0x0083dbac ... . 0x0083dbb0 0c ... //12
Contact above, we can learn that the change of address point to the content is B1 and B2 class to Class A data offset.
Finally we can get the data distribution:
three. Virtual inheritance with imaginary functions
Class B1
{public
:
B1 (): B1 (1) {}
virtual void fun1 () {}
virtual void fun2 () {}
private:
int b1;
};
Class B2
{public
:
B2 (): B2 (2) {}
virtual void Fun3 () {}
virtual void Fun4 () {}
private:
int b2;
};
Class A:p ublic B1, public B2
{public
:
A (): B1 (), B2 (), a (3) {}
void Fun1 () {};
void Fun2 () {};
void Fun3 () {};
virtual void Fun5 () {};
Private:
int A;
};
int main ()
{
A F1;
Cout<<sizeof (F1);//20 return
0;
}For a virtual table, see my previous blog.
As the code indicates, the inheritance relationship is as follows:
Here you can guess what the object space is
Go to Memory:
0X00FBFDDC cc 0f ??.. Virtual table address 0x00fbfde0 ... //class B1 member variable B1 0x00fbfde4 a4 cc 0f ??.. Virtual table address 0x00fbfde8 ... ///class B2 member variable B2 0x00fbfdec ...//member variable A of Class A
So what are the functions in the virtual table that the first virtual table pointer points to, and what are the functions in the second virtual table?
Let's go to the virtual table together:
First virtual table
0X000FCC90 0f //a::fun1 () 0x000fcc94 de 0f ?...//a::fun2 () 0x000fcc98 0f e...//a::fun5 () 0x000fcc9c ... ..
By running these three functions, we can know that a::fun1 (), a::fun2 (), A::fun5 ()
Second virtual table
0X000FCCA4 ff 0f ... //a::fun3 () 0x000fcca8 ca 0f ?...//b2::fun4 () 0X000FCCAC ... .
By running these three functions, we can know that a::fun13 (), B::fun4 ()
so we can draw a conclusion: In this class inheritance, the object space maintains two virtual tables, and the new virtual functions in the derived class are placed in the first virtual table.

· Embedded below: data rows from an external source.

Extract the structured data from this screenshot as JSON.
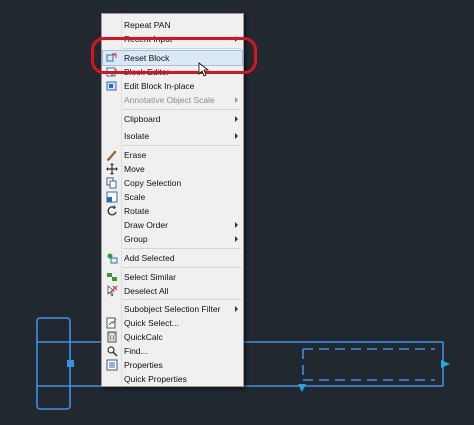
{
  "context_menu": {
    "items": [
      {
        "label": "Repeat PAN",
        "icon": "",
        "submenu": false,
        "disabled": false
      },
      {
        "label": "Recent Input",
        "icon": "",
        "submenu": true,
        "disabled": false
      },
      {
        "label": "Reset Block",
        "icon": "reset-block-icon",
        "submenu": false,
        "disabled": false,
        "hover": true
      },
      {
        "label": "Block Editor",
        "icon": "block-editor-icon",
        "submenu": false,
        "disabled": false
      },
      {
        "label": "Edit Block In-place",
        "icon": "edit-block-in-place-icon",
        "submenu": false,
        "disabled": false
      },
      {
        "label": "Annotative Object Scale",
        "icon": "",
        "submenu": true,
        "disabled": true
      },
      {
        "label": "Clipboard",
        "icon": "",
        "submenu": true,
        "disabled": false
      },
      {
        "label": "Isolate",
        "icon": "",
        "submenu": true,
        "disabled": false
      },
      {
        "label": "Erase",
        "icon": "erase-icon",
        "submenu": false,
        "disabled": false
      },
      {
        "label": "Move",
        "icon": "move-icon",
        "submenu": false,
        "disabled": false
      },
      {
        "label": "Copy Selection",
        "icon": "copy-icon",
        "submenu": false,
        "disabled": false
      },
      {
        "label": "Scale",
        "icon": "scale-icon",
        "submenu": false,
        "disabled": false
      },
      {
        "label": "Rotate",
        "icon": "rotate-icon",
        "submenu": false,
        "disabled": false
      },
      {
        "label": "Draw Order",
        "icon": "",
        "submenu": true,
        "disabled": false
      },
      {
        "label": "Group",
        "icon": "",
        "submenu": true,
        "disabled": false
      },
      {
        "label": "Add Selected",
        "icon": "add-selected-icon",
        "submenu": false,
        "disabled": false
      },
      {
        "label": "Select Similar",
        "icon": "select-similar-icon",
        "submenu": false,
        "disabled": false
      },
      {
        "label": "Deselect All",
        "icon": "deselect-all-icon",
        "submenu": false,
        "disabled": false
      },
      {
        "label": "Subobject Selection Filter",
        "icon": "",
        "submenu": true,
        "disabled": false
      },
      {
        "label": "Quick Select...",
        "icon": "quick-select-icon",
        "submenu": false,
        "disabled": false
      },
      {
        "label": "QuickCalc",
        "icon": "calculator-icon",
        "submenu": false,
        "disabled": false
      },
      {
        "label": "Find...",
        "icon": "find-icon",
        "submenu": false,
        "disabled": false
      },
      {
        "label": "Properties",
        "icon": "properties-icon",
        "submenu": false,
        "disabled": false
      },
      {
        "label": "Quick Properties",
        "icon": "",
        "submenu": false,
        "disabled": false
      }
    ]
  },
  "colors": {
    "background": "#212830",
    "drawing_lines": "#3f8fe6",
    "highlight_ring": "#d8141e",
    "menu_hover": "#dbe9f7"
  }
}
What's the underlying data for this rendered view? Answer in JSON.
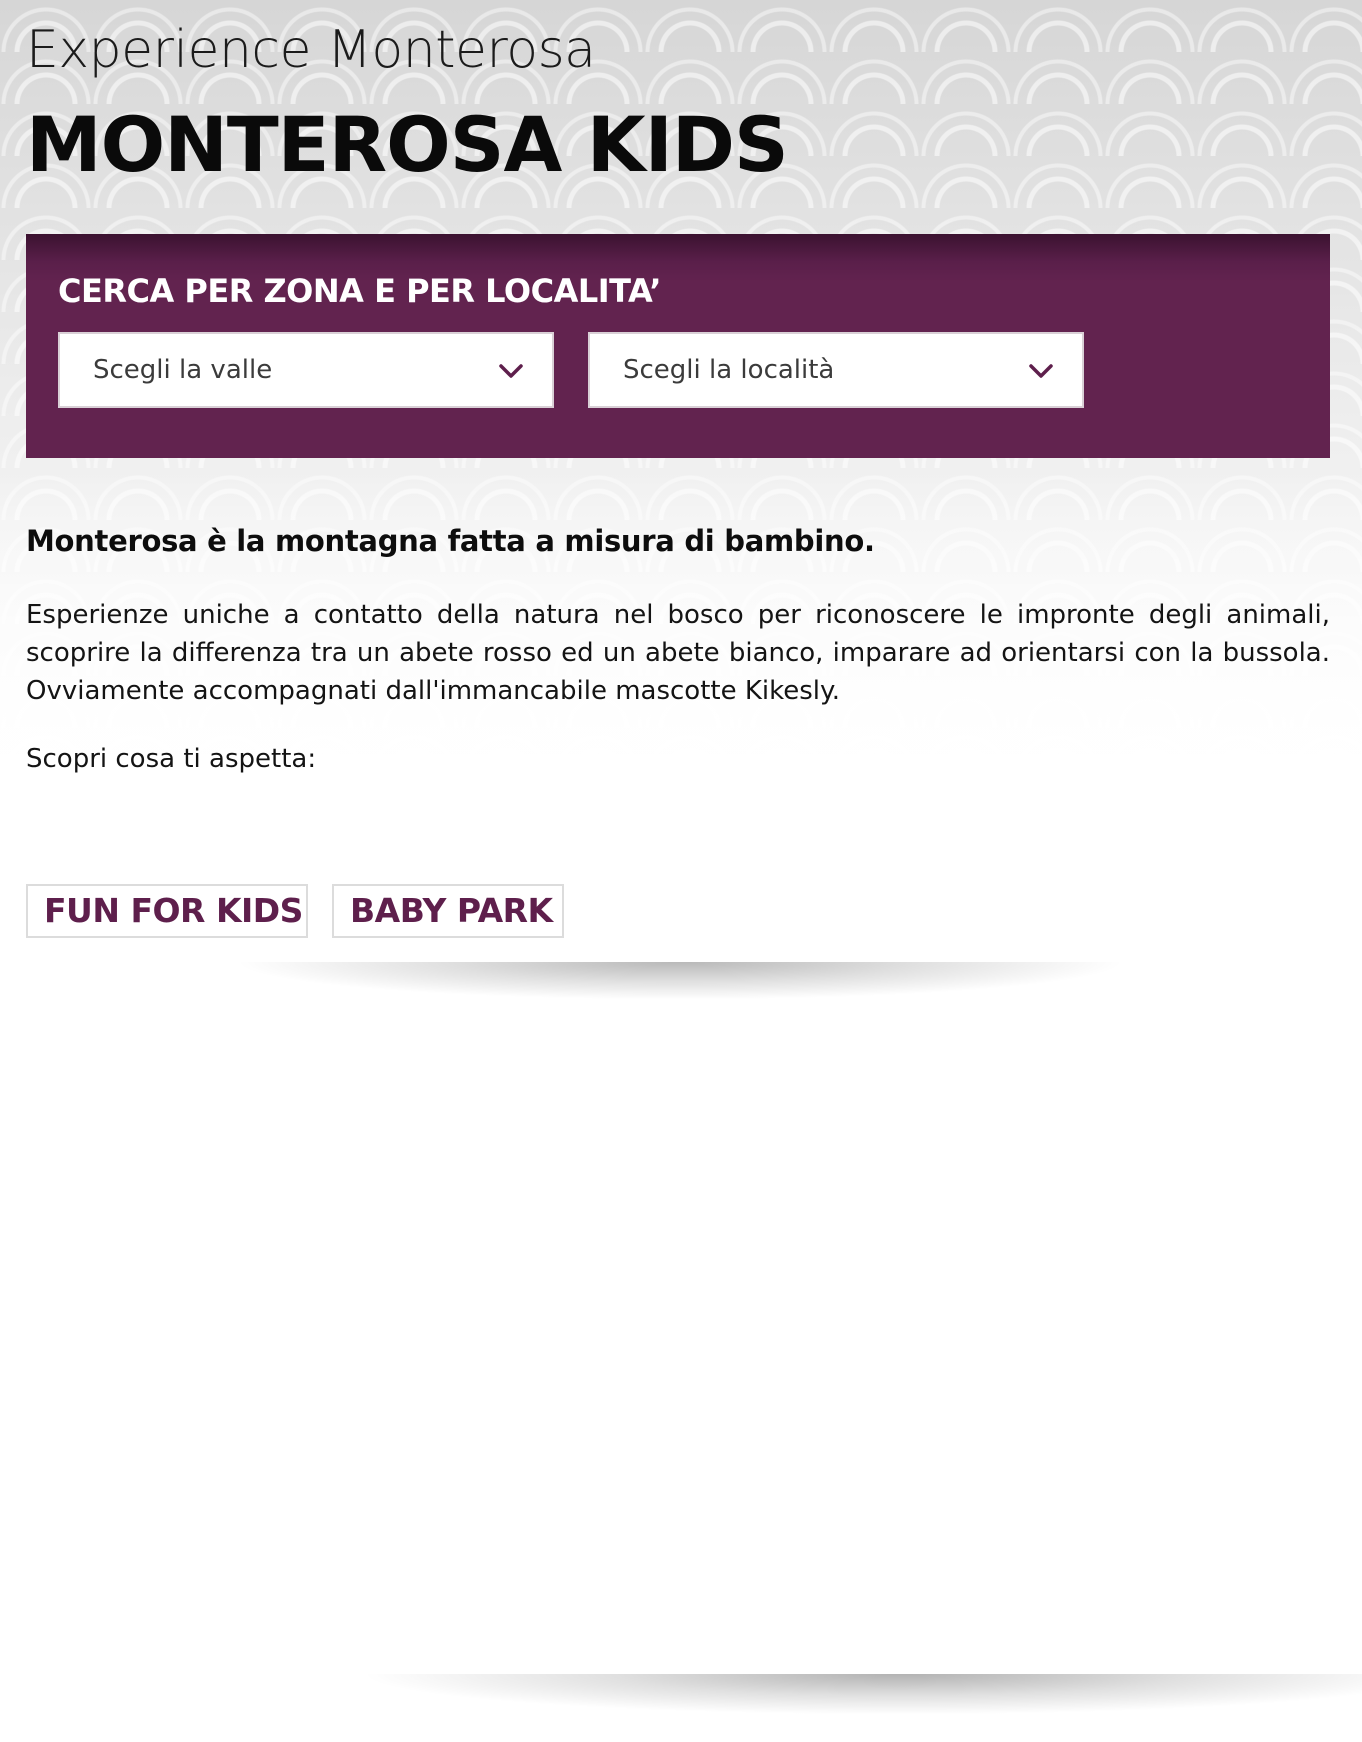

Finally we can get the data distribution:
four. Diamond inheritance with virtual functions
Class C
{public
:
virtual void Fun () {}
private:
int c;
};
Class B1:virtual public C
{public
:
virtual void Fun () {}
virtual void fun1 () {}
private:
int b1;
};
Class B2:virtual public C
{public
:
virtual void Fun () {}
virtual void fun2 () {}
private:
int b2;
};
Class A:p ublic B1, public B2
{public
:
void Fun () {}
private:
int A;
};
typedef void (*fun) ();
void Funtest (A&b)
{
int i = 0;
Int*p = (int*) * ((int*) (&b) +3);
while (*p)
{
fun fn = (fun) *p;
fn ();
p++
}
}
int main ()
{
C F1;
B1 F2;
B2 f3;
A F4;
cout << sizeof (F1)//8
cout << sizeof (F2);//20 cout
<< sizeof (F3);//20
cout << sizeof (F4);//36 return
0;
}The inheritance relationship is as follows
Since the structure of C object is more complicated, we start with the B1 analysis
1.B1
First notice there is no constructor here, and if there is a constructor, the structure will change.
Assigning c,b1 to 1,2 through the Watch window
Open Memory:
0x005ffca8 7c cc 1e |?.. //???? 0X005FFCAC cc 1e ??.. //???? 0x005ffcb0 ... //class B1 data B1 0x005ffcb4 cc 1e ??.. //???? 0x005ffcb8 ... //Class C data C
We don't know what these three addresses in memory represent, just go to that address to see
(1) 0x005ffca8 7c CC 1e 01
0x011ecc7c 1e d ... 0x011ecc80 ... .
Obviously this is a virtual table, which is the new function in B1 fun1 ()
(2) 0X005FFCAC cc 1e 01
0X011ECC90 FC FF FF FF ?... 0x011ecc94 ... .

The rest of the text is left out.